I found myself alone in the rain on Sunday (Ella being entirely more responsible for her soul than I am, and consequently finding a church). I have always assumed that the best thing to do alone in the rain is read a book and stuff myself with goodies, and nothing has ever proven me wrong, so that is what I did. On the corner of two fairly nondescript streets in the Museumsquartier there’s a small bookshop and café bar called Phil. The place is as concisely pretentious as its name might suggest, and the clientele seems a mix between well-dressed arts students and young business people wearing their weekend hipster moustaches. Clusters of vintage furniture cover most of the floor space, and a small sign indicates which vinyl is currently spinning.

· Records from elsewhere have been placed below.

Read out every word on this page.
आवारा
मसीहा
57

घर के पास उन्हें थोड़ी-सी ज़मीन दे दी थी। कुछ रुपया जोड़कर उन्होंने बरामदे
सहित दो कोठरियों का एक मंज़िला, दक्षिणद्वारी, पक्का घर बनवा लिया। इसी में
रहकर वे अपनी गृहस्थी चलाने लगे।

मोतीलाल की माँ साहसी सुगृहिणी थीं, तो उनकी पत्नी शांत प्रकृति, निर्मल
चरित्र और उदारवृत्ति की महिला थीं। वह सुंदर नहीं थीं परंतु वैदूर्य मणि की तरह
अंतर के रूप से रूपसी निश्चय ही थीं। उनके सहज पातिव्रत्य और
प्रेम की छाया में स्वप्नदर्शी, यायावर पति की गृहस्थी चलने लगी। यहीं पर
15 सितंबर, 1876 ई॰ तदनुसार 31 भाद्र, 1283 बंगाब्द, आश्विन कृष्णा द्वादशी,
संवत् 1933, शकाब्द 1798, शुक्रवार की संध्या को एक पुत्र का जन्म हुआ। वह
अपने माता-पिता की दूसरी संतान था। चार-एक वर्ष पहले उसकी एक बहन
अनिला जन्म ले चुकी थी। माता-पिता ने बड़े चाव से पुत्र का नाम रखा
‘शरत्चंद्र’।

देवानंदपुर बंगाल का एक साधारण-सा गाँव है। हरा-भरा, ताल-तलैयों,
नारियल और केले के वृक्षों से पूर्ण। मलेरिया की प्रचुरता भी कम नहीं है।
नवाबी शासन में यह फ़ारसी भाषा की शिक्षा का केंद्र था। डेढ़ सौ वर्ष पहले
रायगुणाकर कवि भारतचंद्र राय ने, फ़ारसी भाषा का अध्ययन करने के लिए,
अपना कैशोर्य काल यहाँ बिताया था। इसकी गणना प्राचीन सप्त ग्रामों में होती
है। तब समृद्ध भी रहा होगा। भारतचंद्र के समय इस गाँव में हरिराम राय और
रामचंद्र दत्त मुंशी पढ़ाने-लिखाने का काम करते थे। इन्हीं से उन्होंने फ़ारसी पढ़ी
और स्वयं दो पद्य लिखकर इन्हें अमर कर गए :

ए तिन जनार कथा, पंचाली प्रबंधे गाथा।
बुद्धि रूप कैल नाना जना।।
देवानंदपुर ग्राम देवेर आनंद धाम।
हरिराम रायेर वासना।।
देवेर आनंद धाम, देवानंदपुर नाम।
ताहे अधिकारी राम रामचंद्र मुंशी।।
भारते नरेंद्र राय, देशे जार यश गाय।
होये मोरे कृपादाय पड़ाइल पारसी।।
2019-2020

I spent the next two hours making my way through a thick mango smoothie adorned with slivered almonds (genius), and the first hundred pages of a book about why I don’t eat animals. This book was a careful choice. Books bought during travel must meet a certain set of criteria for me. Having resisted buying a replacement copy for the Coetzee I lost Luxembourg, I was forced to employ my ruthless selection process based on a good weight to reading time ratio, which considers typeface and font, page coverage, length, and content. Carrying my possessions across the continent on my back has made me thrifty with my weight allowance and increasingly conscious of my dorkiness.


If I'd had the afternoon too I might have seen a movie called Woman in a Septic Tank at the art-house cinema around the corner, because that seems like the kind of thing to do after listening to records all morning surround by people in brown leather shoes. When I left Phil the rain had lightened. Then it started again.
If anyone ever ends up in Vienna and it’s not raining, I’d like to hear about it.